Termination. In addition to any remedies that may be provided under these Terms, Buyer may terminate this Agreement with immediate effect upon written notice to the Seller, either before or after the acceptance of the Goods or the Seller’s delivery of the Services. If the Seller becomes insolvent, files a petition for bankruptcy or commences or has commenced against it proceedings relating to bankruptcy, receivership, reorganization or assignment for the benefit of creditors, then the Buyer may terminate this Agreement upon written notice to Seller. If Buyer terminates the Agreement for any reason, Seller’s sole and exclusive remedy is payment for the Goods received and accepted and Services accepted by Buyer prior to the termination.

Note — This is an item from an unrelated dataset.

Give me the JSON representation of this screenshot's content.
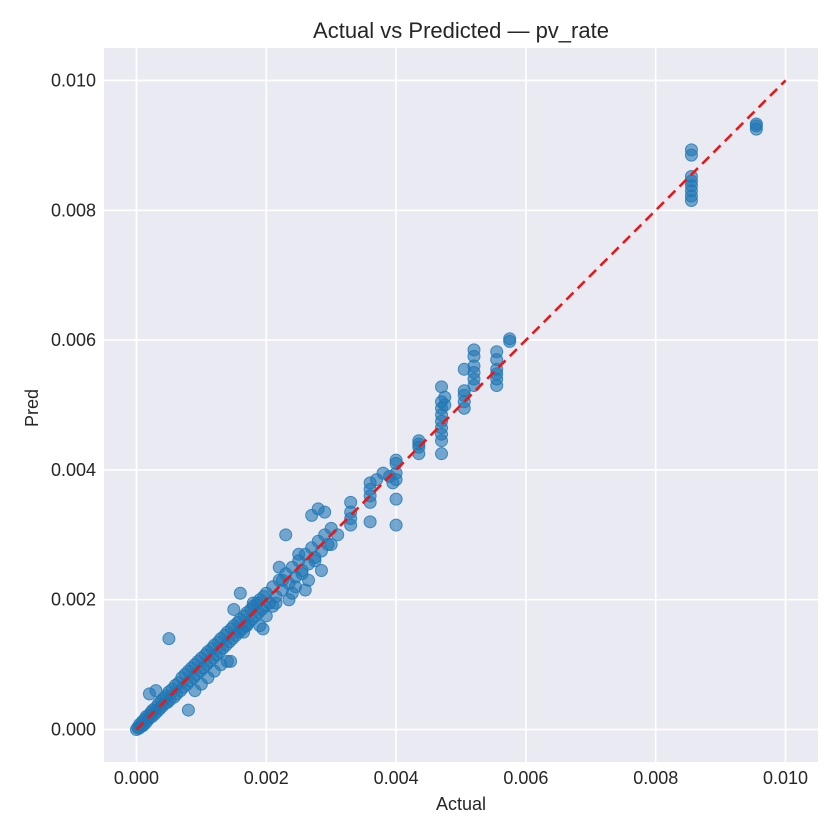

Confidential Information. All non-public, confidential or proprietary information of Buyer, including but not limited to, specifications, samples, patterns, designs, plans, drawings, documents, data, business operations, customer lists, pricing, discounts or rebates, disclosed by Buyer to Seller, whether disclosed orally or disclosed or accessed in written, electronic or other form or media, and whether or not marked, designated or otherwise identified as “confidential” in connection with this Agreement is confidential, solely for the purpose of performing this Agreement and may not be disclosed or copied unless authorized in advance by Buyer in writing.

Miscellaneous. The relationship between the parties is that of independent contractors. Nothing contained in this Agreement shall be construed as creating any agency, partnership, joint venture or other form of joint enterprise, employment or fiduciary relationship between the parties, and neither party shall have authority to contract for or bind the other party in any manner whatsoever. All matters arising out of or relating to this Agreement are governed by and construed in accordance with the internal laws of the State of South Dakota without giving effect to any choice or conflict of law provision or rule (whether of the State of South Dakota or any other jurisdiction) that would cause the application of the laws of any jurisdiction other than those of the State of South Dakota. Any legal suit, action or proceeding arising out of or relating to this Agreement shall be instituted in the federal courts of the United States of America or the courts of the State of South Dakota in each case located in the City of Sioux Falls, South Dakota and County of Minnehaha, and each party irrevocably submits to the exclusive jurisdiction of such courts in any such suit, action or proceeding. If any term or provision of this Agreement is invalid, illegal or unenforceable in any jurisdiction, such invalidity, illegality or unenforceability shall not affect any other term or provision of this Agreement or invalidate or render unenforceable such term or provision in any other jurisdiction. Provisions of these Terms that by their nature should apply beyond their terms will remain in force after any termination or expiration of this Agreement. These Terms may only be amended or modified in a writing stating specifically that it amends these Terms and is signed by an authorized representative of each party.